Einer der Ritter hob seinen Flachbogen in dem verzweifelten Versuch, sich zu verteidigen. Der Speer zerteilte die Waffe in zwei Teile und schnitt auch den Schützen auf Bauchhöhe in der Mitte durch, schlug dann mit hallendem Lärm in einen weiteren Mann und warf ihn zehn Schritt durch die Luft. Teile der eingedellten Rüstung und des zersplitterten Bogens flogen umher. Der erste Ritter gab ein seltsames Pfeifen von sich, als seine obere Hälfte auf den Weg krachte und seine sprachlosen Kameraden mit Blut bespritzte.

Jezal wurde zurückgedrängt und konnte zwischen den Bewegungen seiner Leibwächter nur Bruchstücke des Geschehens beobachten. Er hörte Schreie und Stöhnen, klapperndes Metall, sah blitzende Schwerter und spritzendes Blut. Ein Körper flog in einer Rüstung in die Luft, wedelte wie eine Lumpenpuppe mit Armen und Beinen und prallte dann auf der anderen Seite des Gartens gegen eine Mauer.

Die Körper glitten auseinander. Der Verzehrer war eingekreist und schwang den Speer in blendenden Kreisen. Dabei traf er einen Mann an der Schulter und warf ihn schreiend um, während der Schaft durch die Kraft des Stoßes brach und die Klinge mit der Spitze voran in die Erde drang. Ein Ritter griff von hinten an und durchbohrte den Verzehrer, so dass die schimmernde Spitze seiner Hellebarde ohne einen Tropfen Blut durch die weiße Rüstung über seiner Brust drang. Ein weiterer Ritter schlug ihm den Arm mit seiner Axt ab, und Staub rieselte aus dem Stumpf. Der Verzehrer schrie auf, schlug den Ritter mit der Rückhand gegen den Brustpanzer und schickte ihn stöhnend zu Boden.

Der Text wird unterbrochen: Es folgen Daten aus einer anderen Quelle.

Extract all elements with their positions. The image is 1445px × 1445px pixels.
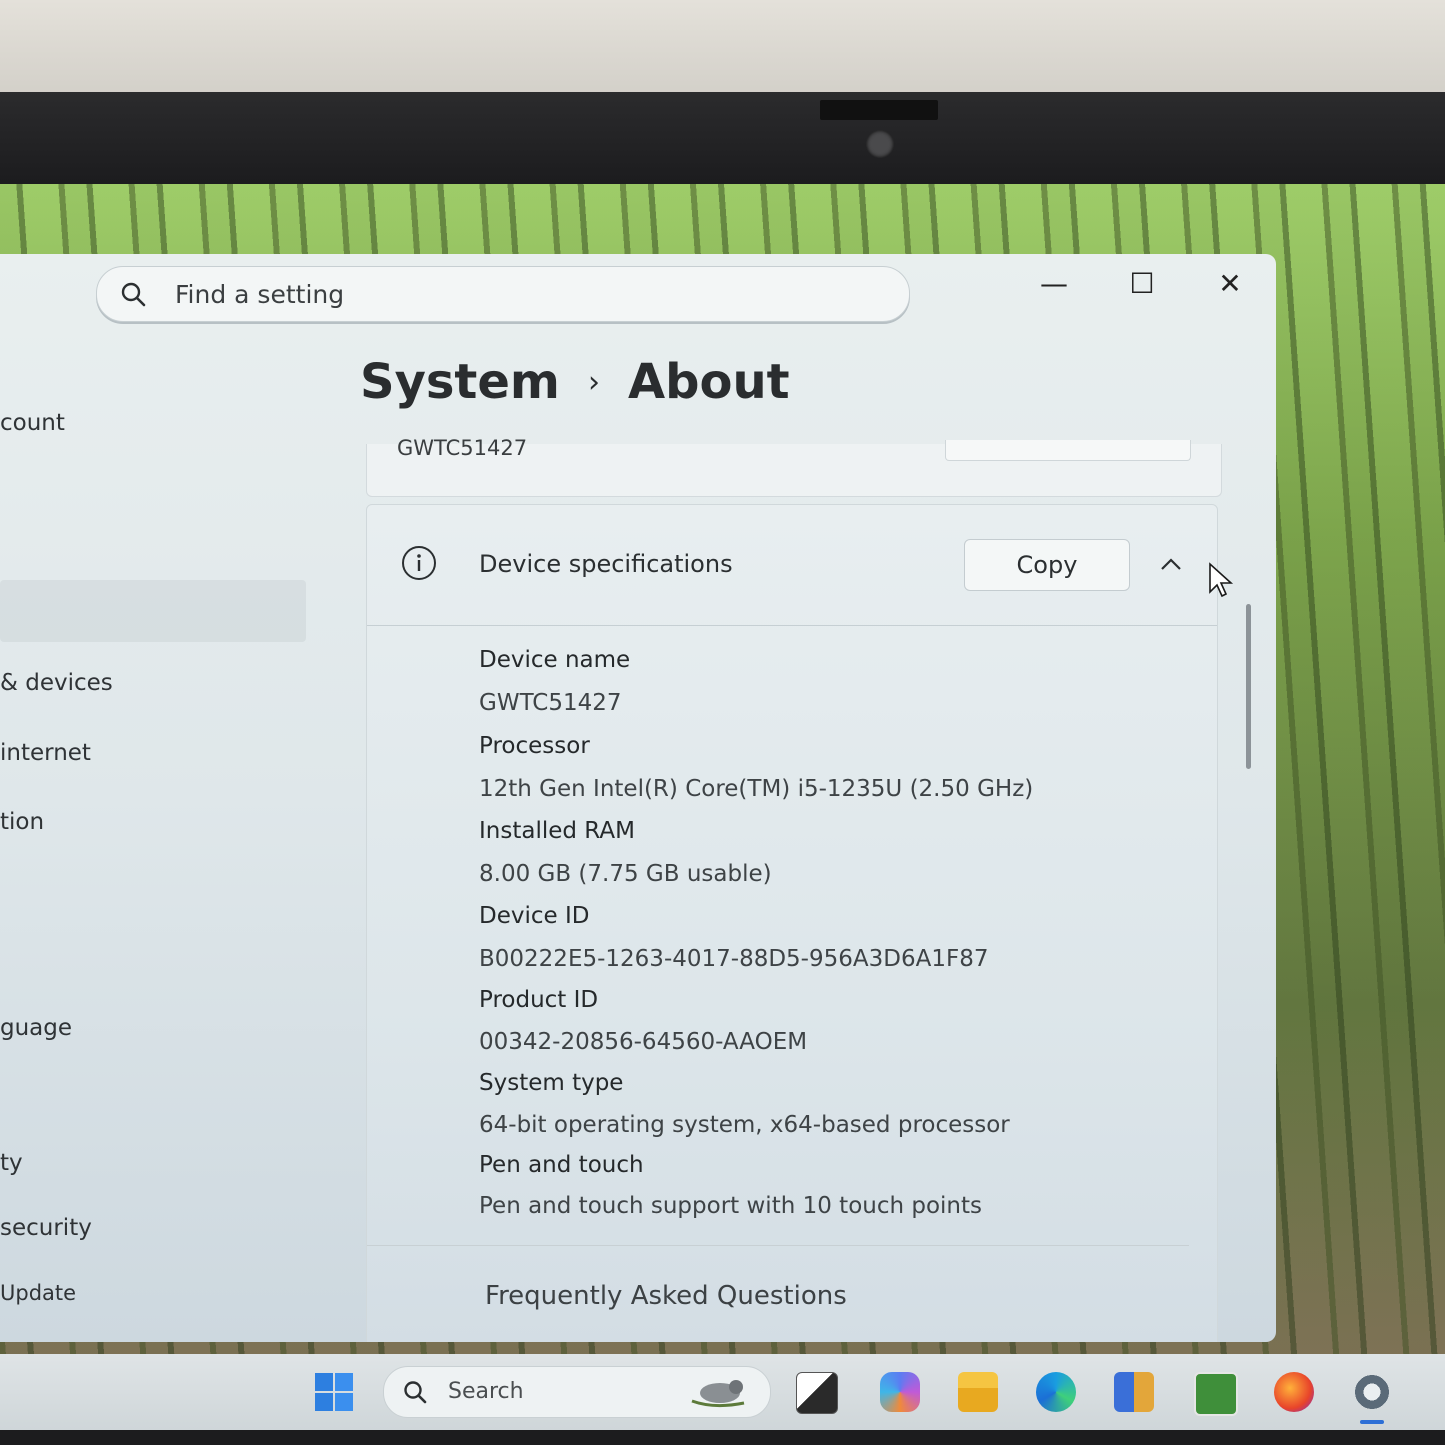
maximize-button[interactable]: ☐ — [1112, 264, 1172, 304]
webcam — [866, 130, 894, 158]
settings-search-box[interactable]: Find a setting — [96, 266, 910, 322]
spec-label-device-id: Device ID — [479, 903, 590, 929]
settings-gear-icon[interactable] — [1352, 1372, 1392, 1412]
scrollbar-thumb[interactable] — [1246, 604, 1251, 769]
store-icon[interactable] — [1114, 1372, 1154, 1412]
device-name-card: GWTC51427 — [366, 436, 1222, 497]
close-button[interactable]: ✕ — [1200, 264, 1260, 304]
spec-label-installed-ram: Installed RAM — [479, 818, 635, 844]
faq-section-header[interactable]: Frequently Asked Questions — [485, 1281, 847, 1311]
sidebar-item-accounts[interactable]: count — [0, 410, 65, 436]
spec-label-product-id: Product ID — [479, 987, 599, 1013]
device-specifications-card: Device specifications Copy Device name G… — [366, 504, 1218, 1342]
edge-icon[interactable] — [1036, 1372, 1076, 1412]
minimize-button[interactable]: — — [1024, 264, 1084, 304]
search-input[interactable]: Find a setting — [175, 280, 344, 309]
device-specifications-header[interactable]: Device specifications Copy — [367, 505, 1217, 626]
monitor-bezel-bottom — [0, 1430, 1445, 1445]
spec-value-pen-touch: Pen and touch support with 10 touch poin… — [479, 1193, 983, 1219]
monitor-bezel-top — [0, 92, 1445, 190]
device-specifications-title: Device specifications — [479, 550, 733, 578]
taskbar-search-label: Search — [448, 1379, 524, 1404]
sidebar-item-windows-update[interactable]: Update — [0, 1281, 76, 1305]
spec-value-device-id: B00222E5-1263-4017-88D5-956A3D6A1F87 — [479, 946, 989, 972]
taskbar-search-box[interactable]: Search — [383, 1366, 771, 1418]
file-explorer-icon[interactable] — [958, 1372, 998, 1412]
divider — [367, 1245, 1189, 1246]
wall-background — [0, 0, 1445, 100]
search-icon — [121, 282, 146, 307]
sidebar-selected-highlight — [0, 580, 306, 642]
info-icon — [402, 546, 436, 580]
taskbar: Search — [0, 1354, 1445, 1430]
windows-start-icon[interactable] — [314, 1372, 354, 1412]
spec-label-device-name: Device name — [479, 647, 631, 673]
spec-value-product-id: 00342-20856-64560-AAOEM — [479, 1029, 808, 1055]
task-view-icon[interactable] — [796, 1372, 838, 1414]
spec-label-pen-touch: Pen and touch — [479, 1152, 644, 1178]
firefox-icon[interactable] — [1274, 1372, 1314, 1412]
sidebar-item-accessibility[interactable]: ty — [0, 1150, 23, 1176]
sidebar-item-privacy-security[interactable]: security — [0, 1215, 92, 1241]
spec-label-system-type: System type — [479, 1070, 624, 1096]
sidebar-item-bluetooth-devices[interactable]: & devices — [0, 670, 113, 696]
chevron-up-icon[interactable] — [1157, 551, 1185, 579]
device-name-value: GWTC51427 — [397, 436, 528, 460]
search-highlight-bird-icon — [691, 1380, 745, 1408]
webcam-shutter — [820, 100, 938, 120]
rename-pc-button[interactable] — [945, 440, 1191, 461]
sidebar-item-network-internet[interactable]: internet — [0, 740, 91, 766]
active-app-indicator — [1360, 1420, 1384, 1424]
solitaire-icon[interactable] — [1194, 1372, 1238, 1416]
spec-value-device-name: GWTC51427 — [479, 690, 622, 716]
spec-label-processor: Processor — [479, 733, 590, 759]
breadcrumb-parent[interactable]: System — [360, 354, 560, 410]
spec-value-system-type: 64-bit operating system, x64-based proce… — [479, 1112, 1010, 1138]
sidebar-item-time-language[interactable]: guage — [0, 1015, 72, 1041]
copy-button[interactable]: Copy — [964, 539, 1130, 591]
copilot-icon[interactable] — [880, 1372, 920, 1412]
settings-window: Find a setting — ☐ ✕ count & devices int… — [0, 254, 1276, 1342]
breadcrumb-separator-icon: › — [587, 365, 600, 400]
page-title: About — [627, 354, 790, 410]
spec-value-processor: 12th Gen Intel(R) Core(TM) i5-1235U (2.5… — [479, 776, 1034, 802]
breadcrumb: System › About — [360, 354, 790, 410]
sidebar-item-personalization[interactable]: tion — [0, 809, 44, 835]
spec-value-installed-ram: 8.00 GB (7.75 GB usable) — [479, 861, 772, 887]
search-icon — [404, 1381, 427, 1404]
mouse-cursor-icon — [1209, 562, 1234, 598]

Ein Schwertstreich drang kreischend durch die weiße Rüstung und wirbelte Staub auf, als würde ein Teppich ausgeklopft. Jezal sah wie gelähmt zu, als der Verzehrer auf ihn zuwirbelte. Gorst schubste ihn aus dem Weg und stieß ein tiefes Knurren aus, als er sein langes Eisen mit einem dumpfen Aufschlag tief in den Hals des Verzehrers fahren ließ. Das Geschöpf kam still ins Trudeln, während sein Hals nur noch an einem Stückchen Knorpel hing, und brauner Staub strömte aus seinen klaffenden Wunden. Es packte Gorst mit der verbliebenen Hand und der Ritter stolperte, das Gesicht vor Schmerz verzerrt, dann sank er auf die Knie, als es ihm den Arm umdrehte.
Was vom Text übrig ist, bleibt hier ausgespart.